O segundo tópico é a Coreia do Norte, país ao qual a China dá sua proteção política e econômica. Para os Estados Unidos, este deve ser um ponto vital da conversa com o líder chinês, pois o regime de Pyong Yang está à beira de provocar uma guerra de desdobramentos imprevisíveis com a Coreia do Sul e atua de modo cada vez mais errático. Persuadir Hu Jintao a aumentar a pressão para trazer os representantes de Kim Jong Il à mesa do diálogo é um objetivo premente para Obama, pois a espiral conflitiva do momento é perigosa para aliados muito importantes de Washington, como Tóquio e Seul. Assim é essencial para os Estados Unidos que se inicie um processo diplomático para evitar novos testes de mísseis e o desenvolvimento de novos sistemas de armamentos por parte da Coreia do Norte.

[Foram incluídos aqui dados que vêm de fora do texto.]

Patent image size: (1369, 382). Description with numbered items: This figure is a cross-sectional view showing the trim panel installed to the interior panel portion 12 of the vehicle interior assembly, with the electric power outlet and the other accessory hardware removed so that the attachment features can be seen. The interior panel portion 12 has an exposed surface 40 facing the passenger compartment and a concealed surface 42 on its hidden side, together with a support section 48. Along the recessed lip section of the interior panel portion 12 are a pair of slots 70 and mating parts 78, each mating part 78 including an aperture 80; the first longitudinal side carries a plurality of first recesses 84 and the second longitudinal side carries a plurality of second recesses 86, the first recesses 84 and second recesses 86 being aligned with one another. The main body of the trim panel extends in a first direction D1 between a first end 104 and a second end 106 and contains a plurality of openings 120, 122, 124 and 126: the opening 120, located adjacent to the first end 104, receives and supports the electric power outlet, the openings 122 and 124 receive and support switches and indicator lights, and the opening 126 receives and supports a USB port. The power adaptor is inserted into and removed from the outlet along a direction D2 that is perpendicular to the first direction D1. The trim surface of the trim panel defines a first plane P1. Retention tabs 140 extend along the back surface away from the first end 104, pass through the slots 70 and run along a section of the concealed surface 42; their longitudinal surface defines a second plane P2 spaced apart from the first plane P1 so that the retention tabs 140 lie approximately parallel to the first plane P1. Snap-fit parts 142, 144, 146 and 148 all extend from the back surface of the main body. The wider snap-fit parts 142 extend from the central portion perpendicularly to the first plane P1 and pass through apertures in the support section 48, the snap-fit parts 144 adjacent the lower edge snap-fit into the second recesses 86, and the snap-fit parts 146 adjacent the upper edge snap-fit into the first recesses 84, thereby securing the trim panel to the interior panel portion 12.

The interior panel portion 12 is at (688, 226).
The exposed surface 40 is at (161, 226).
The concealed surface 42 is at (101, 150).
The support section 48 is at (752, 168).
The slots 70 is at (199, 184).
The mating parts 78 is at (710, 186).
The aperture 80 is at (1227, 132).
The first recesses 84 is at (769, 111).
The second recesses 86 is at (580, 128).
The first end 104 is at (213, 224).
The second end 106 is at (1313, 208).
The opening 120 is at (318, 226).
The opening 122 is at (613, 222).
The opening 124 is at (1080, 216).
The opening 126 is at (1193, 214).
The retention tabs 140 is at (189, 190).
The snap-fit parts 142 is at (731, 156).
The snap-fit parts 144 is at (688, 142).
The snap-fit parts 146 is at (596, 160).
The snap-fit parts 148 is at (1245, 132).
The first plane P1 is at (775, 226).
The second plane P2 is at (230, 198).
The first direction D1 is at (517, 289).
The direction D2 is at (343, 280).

A parte mais difícil do diálogo será, porém, a meu ver, a desconfiança mútua sobre o equilíbrio de poder na Ásia oriental, em particular no que diz respeito a Taiwan e ao Mar da China. Existe, sem dúvida, uma competição estratégica entre a China e os Estados Unidos, pois a primeira está dando mostras resolutas de sua determinação de exercer peso decisivo no seu entorno, e os americanos se contrapõem para demonstrar que não abrem mão de seu papel dominante na região. Em suma, a China utiliza todo o seu poderio econômico, tecnológico e militar para demonstrar aos Estados Unidos que precisa ser tratada como igual.

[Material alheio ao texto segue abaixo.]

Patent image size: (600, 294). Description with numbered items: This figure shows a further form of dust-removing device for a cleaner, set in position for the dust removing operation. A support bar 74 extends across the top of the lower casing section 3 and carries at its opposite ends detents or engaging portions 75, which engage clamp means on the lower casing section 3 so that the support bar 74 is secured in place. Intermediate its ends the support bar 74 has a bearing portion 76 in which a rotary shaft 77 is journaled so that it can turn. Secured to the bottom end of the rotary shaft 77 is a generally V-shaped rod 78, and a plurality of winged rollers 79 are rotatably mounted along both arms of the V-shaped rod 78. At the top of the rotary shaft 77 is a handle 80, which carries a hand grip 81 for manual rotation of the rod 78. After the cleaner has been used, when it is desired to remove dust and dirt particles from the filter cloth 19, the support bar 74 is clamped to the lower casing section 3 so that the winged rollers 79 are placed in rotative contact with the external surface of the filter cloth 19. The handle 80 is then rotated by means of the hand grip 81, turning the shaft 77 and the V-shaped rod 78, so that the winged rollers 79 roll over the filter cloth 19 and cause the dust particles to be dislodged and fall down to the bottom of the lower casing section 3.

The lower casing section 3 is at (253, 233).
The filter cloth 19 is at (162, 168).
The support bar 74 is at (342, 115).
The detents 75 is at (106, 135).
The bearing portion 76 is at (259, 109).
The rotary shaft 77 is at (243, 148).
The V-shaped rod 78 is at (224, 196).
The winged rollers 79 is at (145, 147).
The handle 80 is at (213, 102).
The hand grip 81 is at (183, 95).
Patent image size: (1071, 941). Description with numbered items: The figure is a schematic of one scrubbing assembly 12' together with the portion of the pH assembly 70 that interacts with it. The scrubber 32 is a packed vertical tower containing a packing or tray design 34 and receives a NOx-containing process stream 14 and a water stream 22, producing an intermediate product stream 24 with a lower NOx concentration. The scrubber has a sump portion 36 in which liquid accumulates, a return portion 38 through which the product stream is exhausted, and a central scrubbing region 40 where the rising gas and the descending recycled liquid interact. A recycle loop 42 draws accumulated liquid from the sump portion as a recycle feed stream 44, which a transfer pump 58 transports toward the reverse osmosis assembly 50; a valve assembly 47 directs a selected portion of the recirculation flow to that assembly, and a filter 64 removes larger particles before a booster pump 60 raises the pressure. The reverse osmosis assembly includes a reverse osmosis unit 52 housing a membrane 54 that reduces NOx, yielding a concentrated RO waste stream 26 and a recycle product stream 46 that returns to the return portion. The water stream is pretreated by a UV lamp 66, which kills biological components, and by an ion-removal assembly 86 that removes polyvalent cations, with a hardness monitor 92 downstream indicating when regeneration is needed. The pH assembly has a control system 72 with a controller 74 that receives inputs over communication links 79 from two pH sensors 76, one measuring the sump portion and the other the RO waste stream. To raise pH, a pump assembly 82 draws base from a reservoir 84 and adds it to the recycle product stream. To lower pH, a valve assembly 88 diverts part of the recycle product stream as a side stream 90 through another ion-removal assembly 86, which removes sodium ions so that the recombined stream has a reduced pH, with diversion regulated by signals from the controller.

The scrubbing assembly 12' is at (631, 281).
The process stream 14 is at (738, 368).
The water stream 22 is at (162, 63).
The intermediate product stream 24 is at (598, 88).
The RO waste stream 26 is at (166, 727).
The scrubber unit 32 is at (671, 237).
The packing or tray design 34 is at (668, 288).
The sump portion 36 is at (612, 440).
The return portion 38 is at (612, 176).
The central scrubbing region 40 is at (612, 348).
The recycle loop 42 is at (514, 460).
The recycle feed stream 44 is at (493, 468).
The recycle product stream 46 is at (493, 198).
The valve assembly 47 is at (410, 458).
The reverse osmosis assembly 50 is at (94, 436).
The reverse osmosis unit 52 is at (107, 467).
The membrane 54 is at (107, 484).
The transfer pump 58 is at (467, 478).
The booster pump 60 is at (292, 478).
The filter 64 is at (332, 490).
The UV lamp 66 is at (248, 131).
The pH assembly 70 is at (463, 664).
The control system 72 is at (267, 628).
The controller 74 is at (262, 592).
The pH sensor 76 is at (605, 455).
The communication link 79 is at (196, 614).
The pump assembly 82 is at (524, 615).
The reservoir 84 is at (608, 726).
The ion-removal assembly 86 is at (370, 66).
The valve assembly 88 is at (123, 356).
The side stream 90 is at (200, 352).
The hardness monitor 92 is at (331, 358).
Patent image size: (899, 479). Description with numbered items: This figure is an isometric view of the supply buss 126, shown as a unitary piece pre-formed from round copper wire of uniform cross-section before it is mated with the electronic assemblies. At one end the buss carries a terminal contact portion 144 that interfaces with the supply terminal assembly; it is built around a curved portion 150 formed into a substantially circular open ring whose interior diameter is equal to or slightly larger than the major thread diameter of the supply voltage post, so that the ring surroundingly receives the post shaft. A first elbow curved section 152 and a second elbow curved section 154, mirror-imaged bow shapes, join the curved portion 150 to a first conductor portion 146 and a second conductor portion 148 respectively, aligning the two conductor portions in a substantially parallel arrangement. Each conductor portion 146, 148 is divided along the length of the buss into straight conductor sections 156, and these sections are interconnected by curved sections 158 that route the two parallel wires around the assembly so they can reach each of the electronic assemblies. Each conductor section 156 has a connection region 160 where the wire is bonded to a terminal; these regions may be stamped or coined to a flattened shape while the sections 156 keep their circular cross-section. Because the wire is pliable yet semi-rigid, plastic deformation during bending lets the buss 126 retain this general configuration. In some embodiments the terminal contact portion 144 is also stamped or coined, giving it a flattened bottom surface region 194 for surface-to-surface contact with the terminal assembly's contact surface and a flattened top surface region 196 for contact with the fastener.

Todas estas questões complexas não podem obviamente ser resolvidas numa conversa presidencial, por mais que haja empenho dos chefes de governo. Estamos assistindo a movimentos de camadas geológicas na cena do poder internacional e nenhuma superpotência cede espaço estratégico voluntariamente à outra. Washington certamente se dá conta que não pode cercear a afirmação da China. Mas é do interesse de ambos buscar estabilidade em suas relações e evitar crises ou confrontações sempre que possível. Por isso, creio que é inútil esperar resultados espetaculares da cúpula de Washington como seriam um anúncio conjunto sobre política cambial ou um ultimato a Pyong Yang. Por mais que um comunicado conjunto morno seja decepcionante para quem espera algo mais apimentado, é muito melhor que seja assim. Grave seria que ficasse constatado um impasse em todo o leque de importantes assuntos.